Thank you for the feedback! I have to admit I wasn’t aware of how important port forwarding is. Stepping back I guess I’ll need a better way of gauging how important specific features are to people. I’ll have to think about this a little bit more…
Your question about security is something that I think about a lot. I don’t think of LAN & internet as significantly different in terms of security. I also worry about potentially malicious LAN devices attempting to exploit local DNS, DHCP or web UI. I’ve profesionally worked on anti-malware and I’ve seen malware preloaded on new phones by factory workers & resellers, suspiciously exploitable flaws in stock firmware (which I guess was a backdoor with plausible deniability), fake monetization SDKs that are actually botnets (so application developers have been unknowingly attaching bots to their apps). There is also the problem of somebody gaining the physical access to your LAN network (for example by connecting a prepared device to an ethernet port for a couple of seconds). While those things may seem far fetched and commercial routers ignore them, I’d like to do something better here.
In terms of preventing C++ footguns, I’m relying on compilation arguments (-fstack-protector
, -D_FORTIFY_SOURCE=2
), safe abstractions (for example std::unique_ptr
, std::span
, std::array
…), readability (single-threaded, avoiding advanced primitives or external libraries) & patience (I think that time pressure is the biggest source of bugs).
In terms of protocol level security, so far I’ve been able to secure the update path (so that MITM attackers can’t inject malicious code). The web UI is a big problem for me because to do any privileged operations I’ll have to authenticate the user first. Firstly I’m not exactly sure how to even do that. Password seems like the best option but I’m still trying to think of something better. There is this new WebAuthn thing which I’ll have to look into. Second issue with web UI is that I need to protect the authentication channel. This means that local web UI will need TLS. And this in turn means that I’ll have to somehow obtain a TLS cert somehow. Self-signed certs produce nasty security warnings. Obtaining one from LetsEncrypt seems easy - assuming the router has public IP (which may not always be the case). But even if I obtain a LetsEncrypt cert, any LAN device can do the same thing, so the whole TLS can still be MITM-ed. It would be really great if web browsers could “just establish encrypted channel” and not show any security warnings along the way…

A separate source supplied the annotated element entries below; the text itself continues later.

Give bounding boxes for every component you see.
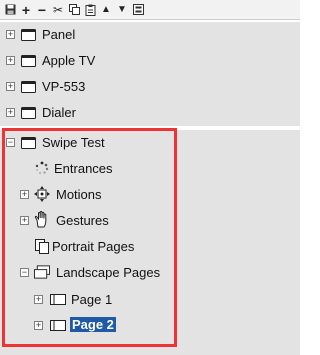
window-icon — [20, 54, 36, 68]
tree-item-label: VP-553 — [42, 79, 86, 94]
entrances-icon — [34, 161, 50, 175]
tree-item-gestures[interactable]: + Gestures — [0, 208, 300, 234]
tree-item-label: Motions — [56, 187, 102, 202]
move-down-icon[interactable]: ▼ — [115, 3, 129, 17]
expand-toggle[interactable]: + — [34, 321, 43, 330]
window-icon — [20, 136, 36, 150]
tree-item-label: Entrances — [54, 161, 113, 176]
gestures-hand-icon — [34, 210, 50, 227]
remove-icon[interactable]: − — [35, 3, 49, 17]
tree-item-apple-tv[interactable]: + Apple TV — [0, 48, 300, 75]
save-icon[interactable] — [3, 3, 17, 17]
page-icon — [50, 318, 66, 332]
motions-icon — [34, 186, 50, 202]
tree-item-label: Panel — [42, 27, 76, 42]
tree-view: + Panel + Apple TV + VP-553 + Dialer − S… — [0, 20, 300, 355]
tree-item-vp-553[interactable]: + VP-553 — [0, 74, 300, 101]
portrait-pages-icon — [34, 238, 50, 254]
tree-item-label: Portrait Pages — [52, 239, 135, 254]
tree-item-label: Gestures — [56, 213, 109, 228]
landscape-pages-icon — [34, 265, 50, 279]
copy-icon[interactable] — [67, 3, 81, 17]
window-icon — [20, 80, 36, 94]
tree-item-label: Apple TV — [42, 53, 96, 68]
tree-toolbar: + − ✂ ▲ ▼ — [0, 0, 300, 20]
tree-item-label: Swipe Test — [42, 135, 105, 150]
tree-item-portrait-pages[interactable]: Portrait Pages — [0, 234, 300, 260]
expand-toggle[interactable]: + — [34, 295, 43, 304]
window-icon — [20, 106, 36, 120]
tree-item-page-2[interactable]: + Page 2 — [0, 312, 300, 338]
expand-toggle[interactable]: + — [20, 216, 29, 225]
add-icon[interactable]: + — [19, 3, 33, 17]
expand-toggle[interactable]: + — [6, 82, 15, 91]
tree-item-label: Dialer — [42, 105, 76, 120]
tree-item-dialer[interactable]: + Dialer — [0, 100, 300, 127]
page-icon — [50, 292, 66, 306]
collapse-toggle[interactable]: − — [6, 138, 15, 147]
tree-item-label-selected: Page 2 — [70, 317, 116, 332]
expand-toggle[interactable]: + — [6, 108, 15, 117]
expand-toggle[interactable]: + — [20, 190, 29, 199]
expand-toggle[interactable]: + — [6, 56, 15, 65]
tree-item-page-1[interactable]: + Page 1 — [0, 286, 300, 312]
tree-item-label: Page 1 — [71, 292, 113, 307]
move-up-icon[interactable]: ▲ — [99, 3, 113, 17]
tree-item-panel[interactable]: + Panel — [0, 22, 300, 49]
tree-item-landscape-pages[interactable]: − Landscape Pages — [0, 260, 300, 286]
tree-item-label: Landscape Pages — [56, 265, 161, 280]
collapse-toggle[interactable]: − — [20, 268, 29, 277]
cut-icon[interactable]: ✂ — [51, 3, 65, 17]
paste-icon[interactable] — [83, 3, 97, 17]
tree-item-motions[interactable]: + Motions — [0, 182, 300, 208]
collapse-all-icon[interactable] — [131, 3, 145, 17]
tree-item-swipe-test[interactable]: − Swipe Test — [0, 130, 300, 156]
window-icon — [20, 28, 36, 42]
tree-item-entrances[interactable]: Entrances — [0, 156, 300, 182]
expand-toggle[interactable]: + — [6, 30, 15, 39]
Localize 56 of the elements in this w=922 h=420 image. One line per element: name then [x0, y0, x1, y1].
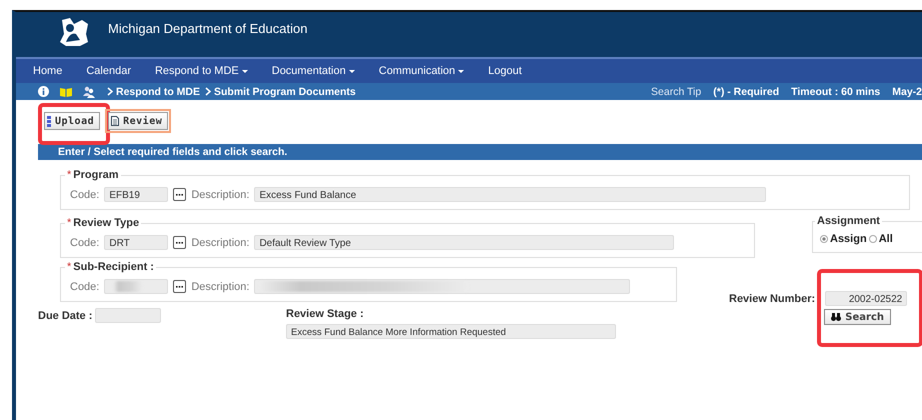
field-label: Code: — [70, 236, 100, 248]
menu-item[interactable]: Documentation — [272, 65, 355, 77]
lookup-button[interactable] — [173, 188, 186, 201]
field-label: Description: — [191, 280, 250, 292]
review-stage-field: Excess Fund Balance More Information Requested — [286, 324, 616, 339]
group-label: Assignment — [817, 214, 880, 228]
menu-item[interactable]: Logout — [488, 65, 522, 77]
group-label: Sub-Recipient : — [73, 260, 154, 274]
field-label: Review Number: — [729, 292, 816, 304]
users-icon — [83, 86, 95, 98]
menu-item[interactable]: Home — [33, 65, 62, 77]
site-title: Michigan Department of Education — [108, 21, 308, 36]
lookup-button[interactable] — [173, 236, 186, 249]
date-field[interactable] — [95, 308, 162, 323]
code-field[interactable]: DRT — [104, 235, 168, 250]
status-text: May-2 — [892, 86, 922, 98]
binoculars-icon — [831, 313, 842, 321]
breadcrumb-link[interactable]: Submit Program Documents — [214, 86, 356, 98]
info-icon — [38, 86, 49, 97]
breadcrumb-link[interactable]: Respond to MDE — [116, 86, 200, 98]
chevron-icon — [107, 87, 113, 96]
search-button[interactable]: Search — [824, 309, 891, 325]
lookup-button[interactable] — [173, 280, 186, 293]
code-field[interactable]: EFB19 — [104, 187, 168, 202]
menu-item[interactable]: Calendar — [86, 65, 131, 77]
book-icon — [60, 86, 72, 96]
required-mark: * — [67, 168, 72, 182]
group-label: Program — [73, 168, 119, 182]
group-label: Review Type — [73, 216, 140, 230]
required-mark: * — [67, 260, 72, 274]
document-icon — [111, 116, 120, 126]
status-text: (*) - Required — [713, 86, 780, 98]
menu-item[interactable]: Respond to MDE — [154, 65, 248, 77]
radio-option[interactable]: Assign — [820, 233, 867, 245]
status-text: Timeout : 60 mins — [791, 86, 880, 98]
description-field[interactable]: Excess Fund Balance — [254, 187, 766, 202]
redacted-text — [113, 281, 144, 292]
field-label: Review Stage : — [286, 308, 365, 320]
description-field[interactable]: Default Review Type — [254, 235, 674, 250]
code-field[interactable] — [104, 279, 168, 294]
section-header: Enter / Select required fields and click search. — [38, 144, 922, 160]
menu-item[interactable]: Communication — [378, 65, 464, 77]
upload-icon — [47, 116, 51, 126]
field-label: Code: — [70, 188, 100, 200]
upload-button[interactable]: Upload — [44, 112, 100, 130]
required-mark: * — [67, 216, 72, 230]
field-label: Code: — [70, 280, 100, 292]
review-number-field[interactable]: 2002-02522 — [825, 291, 908, 306]
review-button[interactable]: Review — [108, 112, 168, 130]
field-label: Due Date : — [38, 310, 92, 322]
search-tip-link[interactable]: Search Tip — [651, 86, 702, 98]
description-field[interactable] — [254, 279, 630, 294]
field-label: Description: — [191, 188, 250, 200]
radio-option[interactable]: All — [868, 233, 893, 245]
chevron-icon — [205, 87, 211, 96]
field-label: Description: — [191, 236, 250, 248]
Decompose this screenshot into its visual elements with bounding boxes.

Yeah. LetsEncrypt usually verifies whether the client asking for a certificate owns the domain by sending a HTTP-based challenge. Gatekeeper could pass it by intercepting traffic on port 80. But any LAN device could also pass it by asking for port 80 to be temporarily forwarded. This means that LetsEncrypt TLS certificates are not worth much in LAN environment. Malicious IoT device could convince other LAN hosts that it owns the router IP be sending spoofed ARP announcements. Whenever any LAN device would try to visit Gatekeeper web UI, it would actually visit a fake web UI hosted by the malicious IoT device. The IoT device could then sniff the administrator password and perform privileged actions in the real web UI.